Altı yıl ve batının 100 milyonlarca dolar yardımından sonra başkentin sakinleri şebeke suyundan yoksunken, Liberya'nın geri kalanının ne kadar umutsuz olduğunu siz tahmin edin.
Tüm insan haklarının en önceliğini oluşturan gıda, barınak ve tıbbi bakım dahil temiz içilecek suya ulaşmak ilk temel insan hakkıdır.
Temiz içilecek sudan yoksunluk, Liberya'da dünyanın diğer bölgelerinde de olduğu gibi şiddet ve savaştan daha fazla insan öldürdü.
BM daha geçen sene temiz içilecek suyu hak olarak tanıdı, ancak üçüncü dünya ülkelerinden birçoğu için bu, en acil günlük ihtiyaç.
Batılı insan hakları kurumları, basın özgürlüğü ve seçimlerin insan hakkı olduğu konusunda oldukça gürültülü öğüt verebilirken, dünya liderlerinin, halkın yaşamak için temel insan haklarının ilki olan temiz içme suyuna sahip olmalarını ne kadar garantiye aldıklarını hesaba katmayı gözardı ediyorlar.
Liberya başkanının Liberya'da neden rağbet görmediği hiç şaşılacak şey değil. Batıdaki derebeylerinden kaç tane Nobel Ödülü alabileceğinin önemi yok, kendi vatandaşları endişeli olduğu kadar insan hakları depertmanında kesin başarısızdı.
Yeniden şebeke suyu olmadan modern bir şehrin nasıl çalışması gerektiğini düşünün. Ve Afrikalı liderin bu kati başarısızlığı, batının kölelerine hediye ettiği en prestijli ödülü aldı.

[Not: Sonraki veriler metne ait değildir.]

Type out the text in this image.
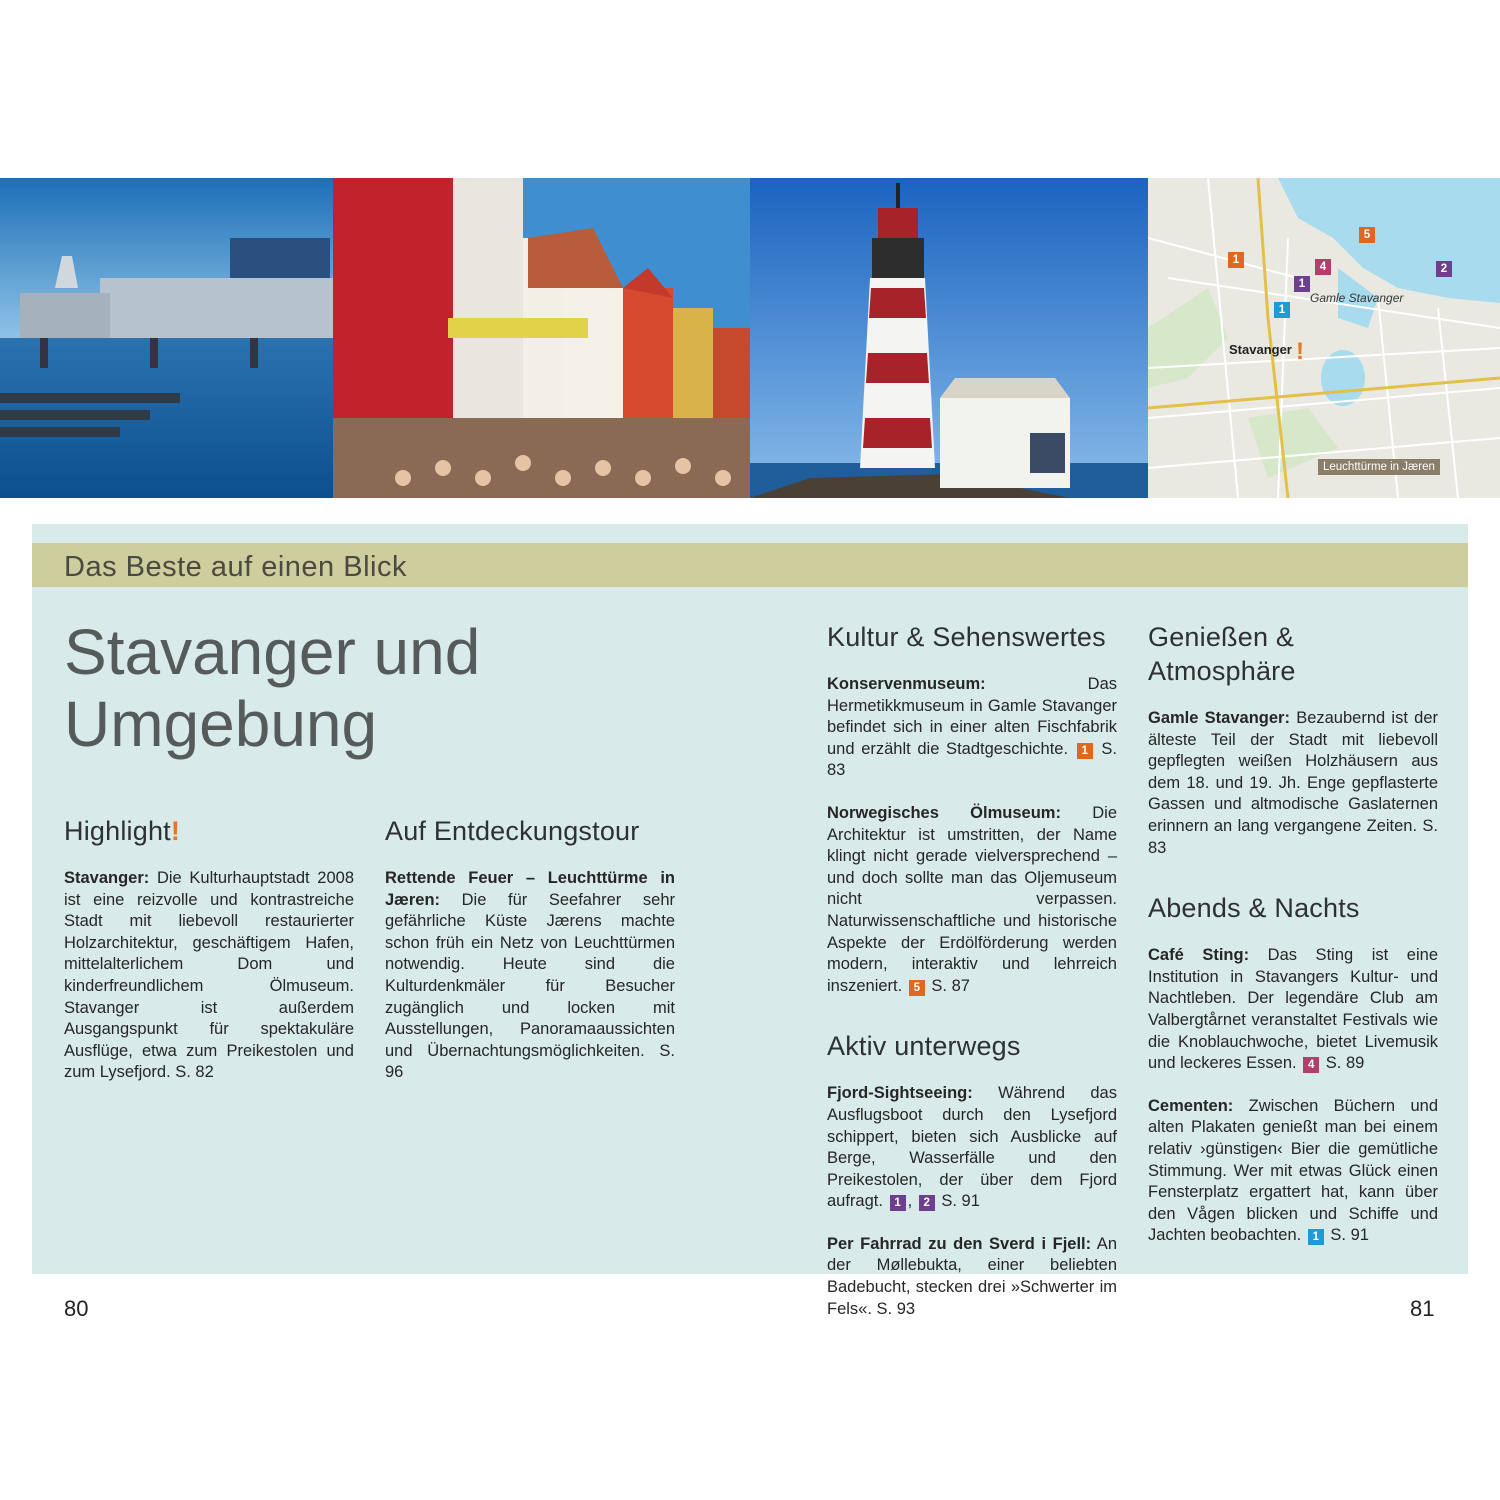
1
5
4
1
2
1
Gamle Stavanger
Stavanger !
Leuchttürme in Jæren
Das Beste auf einen Blick
Stavanger und
Umgebung
Highlight!

Stavanger: Die Kulturhauptstadt 2008 ist eine reizvolle und kontrastreiche Stadt mit liebevoll restaurierter Holzarchitektur, geschäftigem Hafen, mittelalterlichem Dom und kinderfreundlichem Ölmuseum. Stavanger ist außerdem Ausgangspunkt für spektakuläre Ausflüge, etwa zum Preikestolen und zum Lysefjord. S. 82

Auf Entdeckungstour

Rettende Feuer – Leuchttürme in Jæren: Die für Seefahrer sehr gefährliche Küste Jærens machte schon früh ein Netz von Leuchttürmen notwendig. Heute sind die Kulturdenkmäler für Besucher zugänglich und locken mit Ausstellungen, Panoramaaussichten und Übernachtungsmöglichkeiten. S. 96

Kultur & Sehenswertes

Konservenmuseum: Das Hermetikkmuseum in Gamle Stavanger befindet sich in einer alten Fischfabrik und erzählt die Stadtgeschichte. 1 S. 83

Norwegisches Ölmuseum: Die Architektur ist umstritten, der Name klingt nicht gerade vielversprechend – und doch sollte man das Oljemuseum nicht verpassen. Naturwissenschaftliche und historische Aspekte der Erdölförderung werden modern, interaktiv und lehrreich inszeniert. 5 S. 87

Aktiv unterwegs

Fjord-Sightseeing: Während das Ausflugsboot durch den Lysefjord schippert, bieten sich Ausblicke auf Berge, Wasserfälle und den Preikestolen, der über dem Fjord aufragt. 1 , 2 S. 91

Per Fahrrad zu den Sverd i Fjell: An der Møllebukta, einer beliebten Badebucht, stecken drei »Schwerter im Fels«. S. 93

Genießen & Atmosphäre

Gamle Stavanger: Bezaubernd ist der älteste Teil der Stadt mit liebevoll gepflegten weißen Holzhäusern aus dem 18. und 19. Jh. Enge gepflasterte Gassen und altmodische Gaslaternen erinnern an lang vergangene Zeiten. S. 83

Abends & Nachts

Café Sting: Das Sting ist eine Institution in Stavangers Kultur- und Nachtleben. Der legendäre Club am Valbergtårnet veranstaltet Festivals wie die Knoblauchwoche, bietet Livemusik und leckeres Essen. 4 S. 89

Cementen: Zwischen Büchern und alten Plakaten genießt man bei einem relativ ›günstigen‹ Bier die gemütliche Stimmung. Wer mit etwas Glück einen Fensterplatz ergattert hat, kann über den Vågen blicken und Schiffe und Jachten beobachten. 1 S. 91

80	81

Liberyalı başkanların barış inşaası delillerine gelince, daha bu yıl Fransa tarafından silahlandırılan ve desteklenen Liberya merkezli paramiliter ölüm mangaları, Gbagbo hükümetini devirmek için Fildişi Sahillerine saldırdı ve bu süreçte sadece bir kasabada 800 kişinin katledilmesinin yanı sıra açıklanmayan binlerce Fildişili'yi öldürdü.
Bir cehennemin barış mimarı o değildi, fakat öte yandan onun Monrovia ve çevresinin belediye başkanından biraz daha fazlası olduğu iddiasına göre; Liberya'da yanlış giden her şeyin sorumlusu olarak onu suçlamak adil olmayabilir ki, ülkenin büyük bir bölümünü savaş lordları, paramiliter milisler ve haydutlar kontrol ediyor.
"Kriz yarat ve sonra takip eden kaosu idare et" yönteminde olduğu gibi, Kriz Yönetimi, batı Afrika'nın kaynaklarını daha iyi yağmalamak ve talan etmek için ABD'nin Afrika'da uyguladığı tercihli politikadır. İlk "demokratik olarak seçilmiş kadın Başkanı" ülkesi Liberya, Afrika'da çok miktarda umut yaratılmış olmasına rağmen, uzun süredir öldürmenin ve kargaşanın tipik bir örneği.
Ancak 6 yıl sonra milyonlarca dolar ve hala ülkenin başkentinde şebeke suyu olmaması başarısıyla, biri en azından Nobel ödülü beklemeli. Batılı 'banksters'lerinki (banksters, banker ve gangsterden türetilmiş çoğul bir kelime ç.n.) gibi iyi yapılmış bir işe rağmen Firestone Rubber ve medyadaki dalkavukları kaygılı.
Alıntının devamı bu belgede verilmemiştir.